Si ricompongono i pezzi della
Blindside Blues Band, torna a graffiare Jay Jesse Johnson alla chitarra, a sporcare quel solido blues anni ’60/’70, torna la
Blues Bureau Label capace soprattutto di individuare il punto in cui lo spazio e il tempo delle jam di
Mike Onesko hanno trovato la loro deflagrazione, tutti insieme a creare una strana aria fuori dal tempo, anacronistica e postmoderna, fuori moda come
Generator.
Un disco che inizia e finisce con la messa in abisso delle chitarre, la granitica
Gravy Train mostra immediatamente il nervoso disequilibrio della
Blindside Blues Band, le panoramiche repentine tra
Generator e
Power of the Blues senza una fatica apparente (basta rispolverare il live tedesco di qualche mese fa,
Live at The Crossroads, per farsene un’idea) si attorcigliano nella tradizione con
Bluesin',
Slow Down e
Lovin You prima di ricadere nel vortice sinistro di
Goin 'Crosstown, come una stella ingoiata da un buco nero, a rendere la prima parte dolorosamente instabile e per questo interessante.

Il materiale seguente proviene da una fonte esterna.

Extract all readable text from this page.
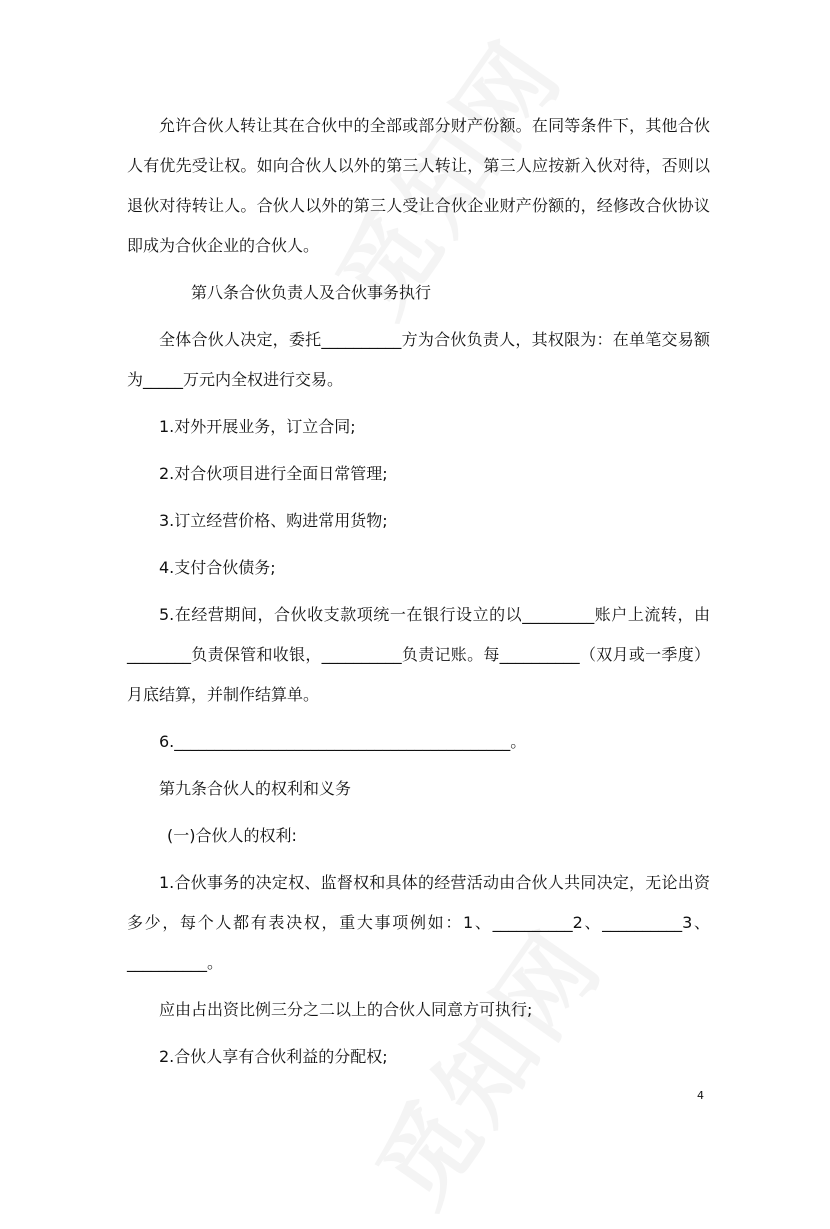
允许合伙人转让其在合伙中的全部或部分财产份额。在同等条件下，其他合伙人有优先受让权。如向合伙人以外的第三人转让，第三人应按新入伙对待，否则以退伙对待转让人。合伙人以外的第三人受让合伙企业财产份额的，经修改合伙协议即成为合伙企业的合伙人。

第八条合伙负责人及合伙事务执行

全体合伙人决定，委托__________方为合伙负责人，其权限为：在单笔交易额为_____万元内全权进行交易。

1.对外开展业务，订立合同;

2.对合伙项目进行全面日常管理;

3.订立经营价格、购进常用货物;

4.支付合伙债务;

5.在经营期间，合伙收支款项统一在银行设立的以_________账户上流转，由________负责保管和收银，__________负责记账。每__________（双月或一季度）月底结算，并制作结算单。

6.__________________________________________。

第九条合伙人的权利和义务

(一)合伙人的权利:

1.合伙事务的决定权、监督权和具体的经营活动由合伙人共同决定，无论出资多少，每个人都有表决权，重大事项例如：1、__________2、__________3、__________。

应由占出资比例三分之二以上的合伙人同意方可执行;

2.合伙人享有合伙利益的分配权;

4
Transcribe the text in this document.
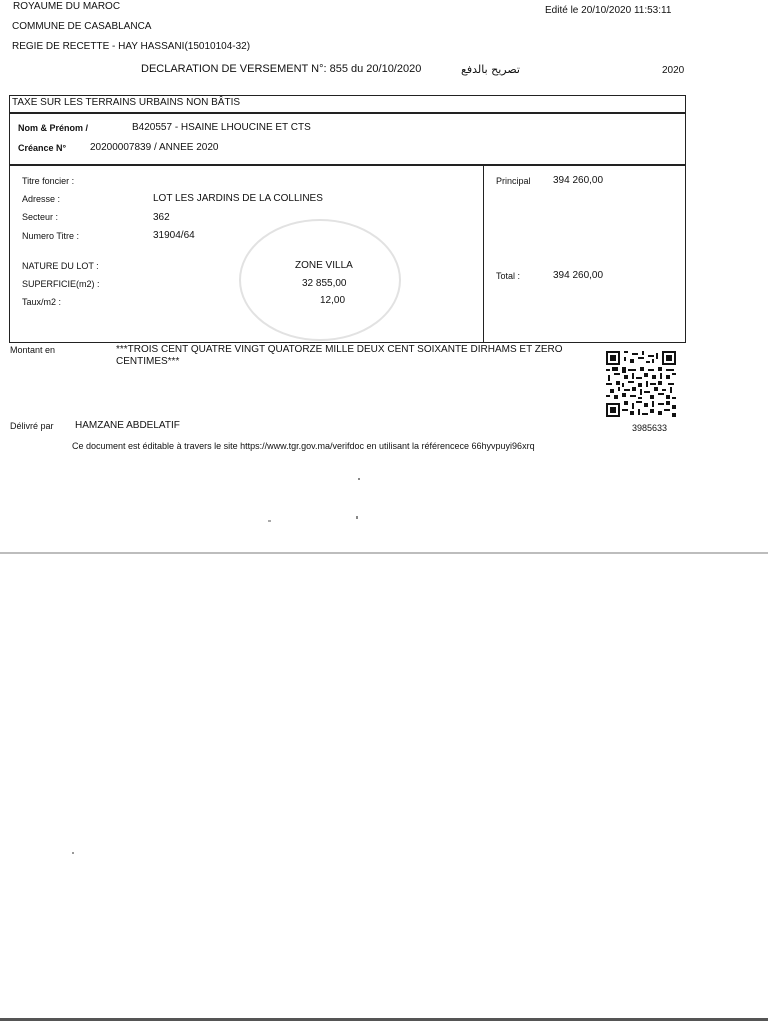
ROYAUME DU MAROC
COMMUNE DE CASABLANCA
REGIE DE RECETTE - HAY HASSANI(15010104-32)
Edité le 20/10/2020 11:53:11
DECLARATION DE VERSEMENT N°: 855 du 20/10/2020	تصريح بالدفع	2020
TAXE SUR LES TERRAINS URBAINS NON BÂTIS
Nom & Prénom /	B420557 - HSAINE LHOUCINE ET CTS
Créance N° 20200007839 / ANNEE 2020
Titre foncier :
Adresse :	LOT LES JARDINS DE LA COLLINES
Secteur :	362
Numero Titre :	31904/64
NATURE DU LOT :	ZONE VILLA
SUPERFICIE(m2) :	32 855,00
Taux/m2 :	12,00
Principal 394 260,00
Total :	394 260,00
Montant en	***TROIS CENT QUATRE VINGT QUATORZE MILLE DEUX CENT SOIXANTE DIRHAMS ET ZERO
CENTIMES***
Délivré par HAMZANE ABDELATIF	3985633
Ce document est éditable à travers le site https://www.tgr.gov.ma/verifdoc en utilisant la référencece 66hyvpuyi96xrq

Generator è di una intensità quasi 'miracolosa' per la
Blindiside Blues Band, senza sosta, è preda di quella ‘solita’ frenesia chitarristica, sembra non acquietarsi mai in modo definitivo, ma ecco che, a ripensarci, la splendida
Genevieve serve a sciogliere questo dubbio, a duplicare l’impatto delle scosse telluriche di Mike Onesko e Jay Jesse Johnson ci pensano le chitarre, le disperdono nei lunghi, infiniti, sotterranei 8 minuti, come due filoni che si alimentano con cicliche peristalsi, riuscendo a farci assaporare la strumentazione in filigrana della lap steel nella fermata in Mississippi di una perla acustica come
Gonna Leave This Town.
Idee melodiche che si inseguono pronte ad interrompersi nel finale di
Wandering Man e nei 9 minuti di
Bonus Jam, dove il fuoco delle chitarre invade
Generator animandolo con lunghe pennellate di luce, ramificate e comunque ipnotiche, magnetiche, un delirio nel quale la
Blindside Blues Band trova ancora una volta una ragione per esistere.